In cases where tuberculosis affects other organs, symptoms may vary.

If the patient regularly follows the standard therapy with the four basic drugs, he has a 100% chance of cure, if he is not infected with the resistant type of tuberculosis.

Treatment lasts at least six months and can last up to a year. If you do not adhere to treatment properly, the individual can infect 10 to 15 people within a year, according to an estimate by the National Health Surveillance Agency (Anvisa).

The infection does not always progress to the disease, remaining latent in the body. In addition to people living with HIV, patients with diabetes, smokers or alcoholics, or who have any condition that reduces immunity are also more likely to develop the disease.

The main tests performed in the country to detect pulmonary tuberculosis are sputum smear (known as a sputum test) and culture. They can be done in the public health network.

“We also have the molecular exam. The most common name of the machine is genexpert and it can tell if you have the bacteria in your sputum in two hours and also tell you if you have primary resistance to rifampicin and isoniazid, which are the two drugs used in the basic treatment. If this type of test were popularized and really spread across all health units, we would speed up the diagnosis. And once in the treatment, in about 21 days the person no longer transmits”, says infectious disease specialist Rafael Sacramento.
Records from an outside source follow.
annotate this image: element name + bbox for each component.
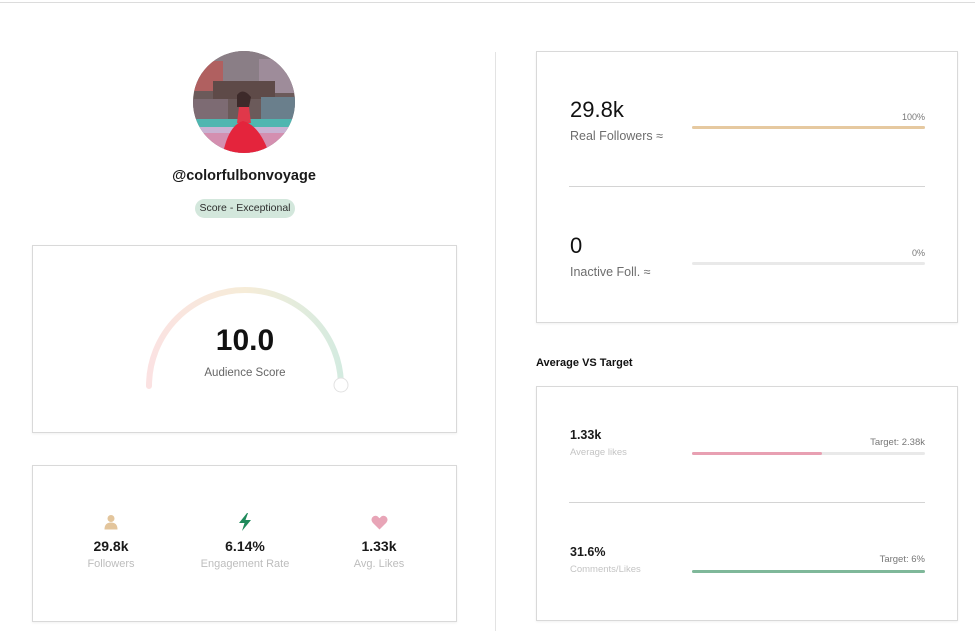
audience-score-label: Audience Score [204,367,286,379]
stat-engagement-value: 6.14% [225,538,265,554]
followers-card: 29.8k Real Followers ≈ 100% 0 Inactive F… [536,51,958,323]
stat-engagement: 6.14% Engagement Rate [170,512,320,570]
stat-followers-label: Followers [87,558,135,570]
inactive-followers-label: Inactive Foll. ≈ [570,265,651,279]
stat-followers-value: 29.8k [93,538,129,554]
top-divider [0,2,975,3]
profile-avatar [193,51,295,153]
comments-likes-bar [692,570,925,573]
stat-followers: 29.8k Followers [36,512,186,570]
avg-likes-bar [692,452,925,455]
audience-score-card: 10.0 Audience Score [32,245,457,433]
followers-separator [569,186,925,187]
column-divider [495,52,496,631]
gauge-knob [333,377,349,393]
avg-vs-target-title: Average VS Target [536,357,633,369]
avg-vs-target-card: 1.33k Average likes Target: 2.38k 31.6% … [536,386,958,621]
real-followers-bar [692,126,925,129]
score-badge: Score - Exceptional [195,199,295,218]
avg-separator [569,502,925,503]
real-followers-value: 29.8k [570,97,624,122]
real-followers-label: Real Followers ≈ [570,129,663,143]
lightning-icon [170,512,320,532]
comments-likes-target: Target: 6% [879,554,925,565]
person-icon [36,512,186,532]
real-followers-bar-fill [692,126,925,129]
stat-avg-likes-value: 1.33k [361,538,397,554]
avg-likes-label: Average likes [570,447,627,458]
comments-likes-label: Comments/Likes [570,564,641,575]
inactive-followers-value: 0 [570,233,583,258]
avg-likes-target: Target: 2.38k [870,437,925,448]
stat-avg-likes: 1.33k Avg. Likes [304,512,454,570]
avg-likes-value: 1.33k [570,428,602,442]
audience-score-gauge [146,287,349,393]
inactive-followers-bar [692,262,925,265]
inactive-followers-percent: 0% [911,248,925,258]
comments-likes-bar-fill [692,570,925,573]
stats-card: 29.8k Followers 6.14% Engagement Rate 1.… [32,465,457,622]
stat-engagement-label: Engagement Rate [200,558,290,570]
stat-avg-likes-label: Avg. Likes [353,558,405,570]
real-followers-percent: 100% [901,112,925,122]
comments-likes-value: 31.6% [570,545,606,559]
profile-handle: @colorfulbonvoyage [172,168,316,184]
avg-likes-bar-fill [692,452,823,455]
audience-score-value: 10.0 [215,324,275,357]
heart-icon [304,512,454,532]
In addition to the low testing capacity, the doctor also points out that another obstacle to the diagnosis and early treatment of tuberculosis and HIV co-infection is the fear of prejudice due to the stigma that still surrounds the two diseases.

“If we managed to reduce prejudice, people would reveal it earlier, get tested earlier and have access to treatment earlier and earlier, and that would be a great health promoter. Stigma and low testing ability keep people away from treatment, Sacramento said.